Poor security 'aided' Ashley Madison hack
- Published
The Ashley Madison dating site had "inadequate" security systems and used fake icons to make people think it was safe, reveals a report., external
The Toronto-based firm's security systems were investigated by privacy watchdogs in Canada and Australia.
The attack on Ashley Madison in July 2015 took data on millions of users.
Avid Life Media, which owns Ashley Madison, has already said it will abide by the report's findings to improve the way it handles data.
Absent security
Canada's Office of the Privacy Commissioner (COPC) and the Office of the Australian Information Commissioner started an investigation into how Avid Life Media handled customer data soon after the attack.
The report released this week revealed that Avid Life violated privacy laws in both countries thanks to the lax way it oversaw data that users surrendered to it when they signed up.

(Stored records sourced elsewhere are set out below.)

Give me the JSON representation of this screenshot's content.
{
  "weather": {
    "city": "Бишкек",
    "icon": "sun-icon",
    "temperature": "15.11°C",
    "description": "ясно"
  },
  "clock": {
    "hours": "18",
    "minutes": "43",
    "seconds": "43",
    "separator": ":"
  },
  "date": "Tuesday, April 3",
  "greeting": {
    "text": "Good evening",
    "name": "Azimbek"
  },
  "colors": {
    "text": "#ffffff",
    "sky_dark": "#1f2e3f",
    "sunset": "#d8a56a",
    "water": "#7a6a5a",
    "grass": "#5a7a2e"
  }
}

"Privacy breaches are a core risk for any organisation with a business model based on the collection and use of personal information," said Daniel Therrien, Canada's privacy commissioner, in a statement.
He said that although the site billed itself as "100% discreet" it did not do enough to protect personal data because well-known security safeguards were "insufficient or absent".
"Handling huge amounts of this kind of personal information without a comprehensive information security plan is unacceptable," added Mr Therrien.
The failings found in the report included system passwords being held in plain text on easy-to-access internal servers and in emails and text files that were regularly passed around within the company. Avid also did little to properly authenticate who was accessing its systems remotely, said the report.
"Ashley Madison's shortcomings were generally avoidable through relatively straightforward measures," said Marc Dautlich, an information law expert at Pinsent Masons. "And the cost of the consequences which it has now incurred are far greater than the cost of prevention would have been."